December 8, 2008 | A version of this story appeared in Volume 86, Issue 49

DSM has agreed to sell its Solutech business to Lydall, a Connecticut-based engineered products maker. Founded in 1993, Solutech runs two plants in the Netherlands that make microporous membranes for air and liquid filtration; it had sales of $3.75 million in 2007.

The University of Georgia has licensed technology for making succinic acid to Roquette, a French starch and derivatives maker. University researchers claim their fermentation route is competitive with an existing route based on butane. Roquette plans to have a demonstration plant running by 2009.

Sasol has received about $1 million in funding from the Scottish economic development agency to research nanotechnology to enhance its Fischer-Tropsch chemistry. The R&D will be carried out at Sasol's facilities in St. Andrews, Scotland, in a four-year project that will cost roughly $6.8 million.

Solvay has taken a 13% equity stake in U.K.-based fuel-cell developer ACAL Energy for just under $2 million. Solvay manufactures polymer membranes used in fuel cells.

LG Chem will spin off as a separate company its poorly performing construction and car materials business.
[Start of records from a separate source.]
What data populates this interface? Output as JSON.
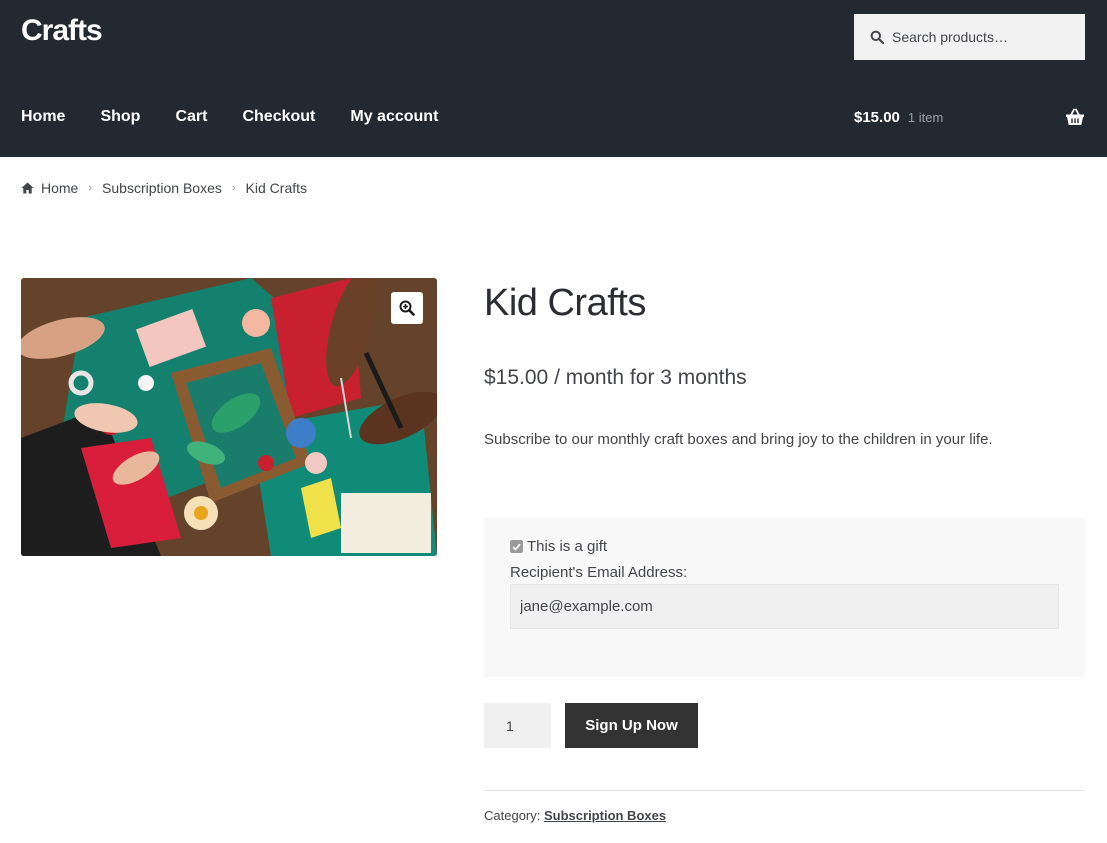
{
  "site": {
    "title": "Crafts"
  },
  "search": {
    "placeholder": "Search products…"
  },
  "nav": {
    "items": [
      {
        "label": "Home"
      },
      {
        "label": "Shop"
      },
      {
        "label": "Cart"
      },
      {
        "label": "Checkout"
      },
      {
        "label": "My account"
      }
    ]
  },
  "cart": {
    "amount": "$15.00",
    "count": "1 item",
    "icon": "basket-icon"
  },
  "breadcrumb": {
    "icon": "home-icon",
    "items": [
      "Home",
      "Subscription Boxes",
      "Kid Crafts"
    ]
  },
  "product": {
    "image_icon": "zoom-in-icon",
    "title": "Kid Crafts",
    "price": "$15.00 / month for 3 months",
    "description": "Subscribe to our monthly craft boxes and bring joy to the children in your life.",
    "gift": {
      "checkbox_label": "This is a gift",
      "checked": true,
      "email_label": "Recipient's Email Address:",
      "email_value": "jane@example.com"
    },
    "quantity": "1",
    "button_label": "Sign Up Now",
    "category_label": "Category:",
    "category_value": "Subscription Boxes"
  },
  "colors": {
    "header_bg": "#232931",
    "button_bg": "#333333",
    "gift_bg": "#f8f8f8"
  }
}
In the latest fiscal year, the business generated about 21% of the South Korean firm's $6.6 billion in sales. It produces parts and upholstery for cars as well as flooring materials and windows for houses.
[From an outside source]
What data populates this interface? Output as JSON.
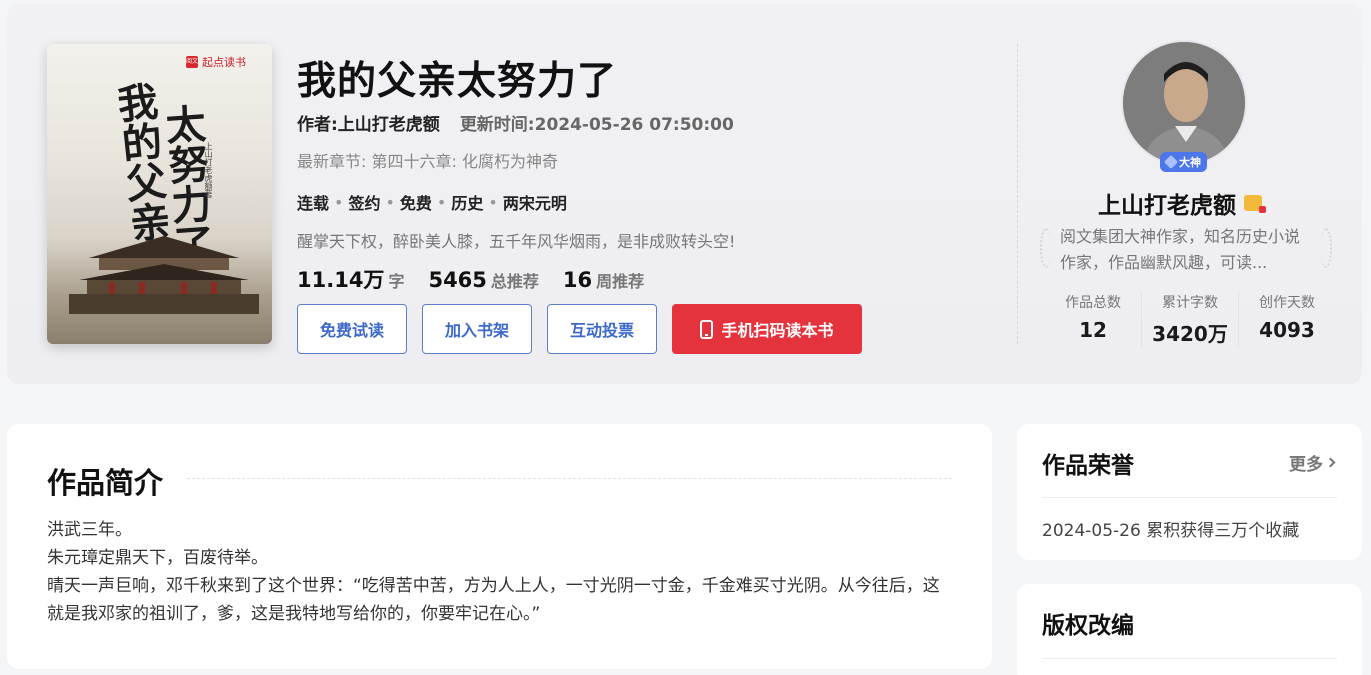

Konarka Technologies, maker of flexible organic photovoltaics, will head a consortium of German academic institutions with the aim of extending the life span of organic solar cells. Germany's Federal Ministry of Education & Research will fund the research with $3.2 million over the next three years.

Evotec and Novartis have teamed up in a three-year collaboration to identify and develop novel small-molecule therapeutics. Evotec is eligible for an up-front payment, research funding, and preclinical and clinical milestone payments that could exceed $28 million.
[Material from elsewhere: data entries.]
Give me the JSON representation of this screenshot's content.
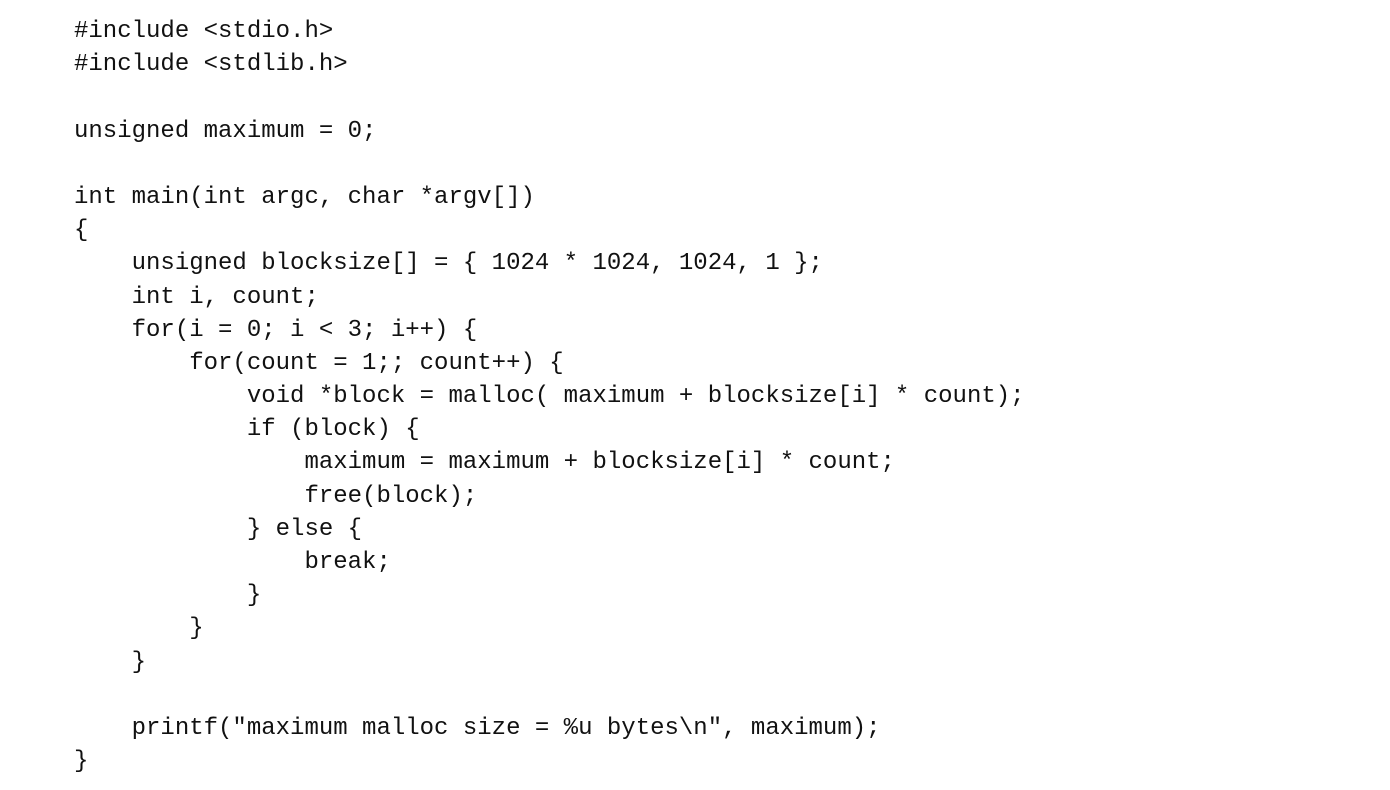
{
  "code": {
    "lines": [
      "#include <stdio.h>",
      "#include <stdlib.h>",
      "",
      "unsigned maximum = 0;",
      "",
      "int main(int argc, char *argv[])",
      "{",
      "    unsigned blocksize[] = { 1024 * 1024, 1024, 1 };",
      "    int i, count;",
      "    for(i = 0; i < 3; i++) {",
      "        for(count = 1;; count++) {",
      "            void *block = malloc( maximum + blocksize[i] * count);",
      "            if (block) {",
      "                maximum = maximum + blocksize[i] * count;",
      "                free(block);",
      "            } else {",
      "                break;",
      "            }",
      "        }",
      "    }",
      "",
      "    printf(\"maximum malloc size = %u bytes\\n\", maximum);",
      "}"
    ]
  }
}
Nitto Denko will spend nearly $7 million over the next three years to finance research in Singapore on integrated organic optoelectronic sensing devices that can be used to make disease-detecting biosensors. The Japanese firm will work with research agencies financed by Singapore's government.

Takeda Pharmaceutical will build a new central drug discovery lab that employs about 1,500 researchers. To be located south of Tokyo, the new center will consolidate facilities that are now based hundreds of miles apart in Osaka and Tsukuba, Japan. Takeda expects it to open in 2010.